Japan’s exports rise at fastest pace in 41 years
Japan’s exports rose at the fastest pace since 1980 in May and a key gauge of capital spending grew, helping the world’s third largest economy offset sluggish domestic demand as COVID-19 vaccinations boost business activity in key markets.
The jump in exports largely reflected a rebound in shipments from last year’s pandemic-driven plunge, but was a welcome sign as the economy struggles to rebound from the first quarter’s doldrums amid a prolonged coronavirus state of emergency.
The solid data will likely bolster the view that the central bank will stick with its ultra-easy policy at its June 17-18 policy meeting, although it may extend pandemic-relief programmes to back a fragile economic recovery.
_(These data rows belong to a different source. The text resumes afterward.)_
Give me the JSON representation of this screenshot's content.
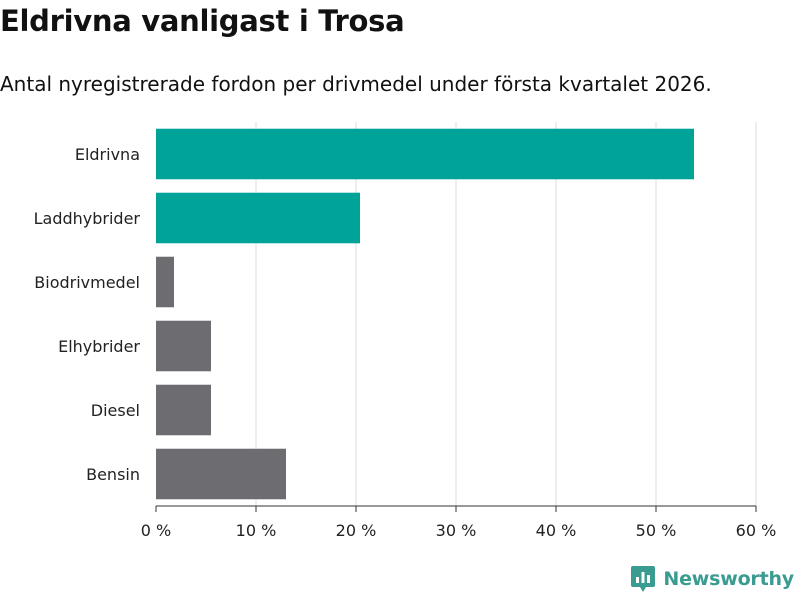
{
  "title": "Eldrivna vanligast i Trosa",
  "subtitle": "Antal nyregistrerade fordon per drivmedel under första kvartalet 2026.",
  "brand": {
    "name": "Newsworthy",
    "icon": "newsworthy-logo-icon",
    "color": "#3a9b91"
  },
  "chart_data": {
    "type": "bar",
    "orientation": "horizontal",
    "title": "Eldrivna vanligast i Trosa",
    "subtitle": "Antal nyregistrerade fordon per drivmedel under första kvartalet 2026.",
    "xlabel": "",
    "ylabel": "",
    "categories": [
      "Eldrivna",
      "Laddhybrider",
      "Biodrivmedel",
      "Elhybrider",
      "Diesel",
      "Bensin"
    ],
    "values": [
      53.8,
      20.4,
      1.8,
      5.5,
      5.5,
      13.0
    ],
    "unit": "%",
    "xlim": [
      0,
      60
    ],
    "xticks": [
      0,
      10,
      20,
      30,
      40,
      50,
      60
    ],
    "tick_labels": [
      "0 %",
      "10 %",
      "20 %",
      "30 %",
      "40 %",
      "50 %",
      "60 %"
    ],
    "grid": true,
    "highlight_categories": [
      "Eldrivna",
      "Laddhybrider"
    ],
    "colors": {
      "highlight": "#00a398",
      "default": "#6d6c71",
      "grid": "#dddddd",
      "axis": "#333333"
    }
  }
}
The government recently extended coronavirus emergency curbs in Tokyo and other major areas.
“We cannot count on private consumption, but an uptrend in exports and capital spending will help pick up the slack in the second quarter,” said Takeshi Minami, chief economist at Norinchukin Research Institute.
“Still, export growth may lack strength as a global chip shortage will put a drag on car production over the next half year or so,” he added.
Ministry of Finance data on Wednesday showed exports grew 49.6% year-on-year in May, versus a 51.3% increase expected by economists in a Reuters poll, led by U.S.-bound car shipments.
The jump followed a 38% rise in April and marked the sharpest monthly increase since April 1980, when shipments surged 51.4%.
May’s rise largely reflected the recoil effect of a 28.3% plunge in May of 2020.
By region, exports to China, Japan’s largest trading partner, grew 23.6%, led by chip production equipment, hybrid cars and scrap copper, the trade data showed.
Exports to the United States, another key market for Japanese goods, jumped 87.9% in May, a record for year-on-year growth according to comparable data going back to January 1980, driven by cars and auto parts.
Imports rose 27.9% year-on-year in May versus a median estimate for a 26.6% gain, resulting in a trade deficit of 187.1 billion yen ($1.70 billion), against the median estimate for a 91.2 billion yen shortfall.
Separate data by the Cabinet Office showed core machinery orders, which serve as a leading indicator of capital expenditure in the coming six to nine months, rose 0.6% in April from the previous month, below an expected 2.7% gain.
The Cabinet Office left its assessment on machinery orders unchanged, saying a pick-up was stalling.
A government official said solid overseas demand for chip manufacturing equipment helped support external orders, which jumped 46.2% in April, rebounding from a 53.9% fall in March.
Core orders, which exclude those for ships and electrical utilities, grew 6.5% year-on-year in April, versus an 8.0% gain expected by economists, the data showed.
The Bank of Japan is widely expected to keep its policy interest rate at minus 0.1% and the 10-year Japanese government bond yield target at around 0% at its policy meeting this week.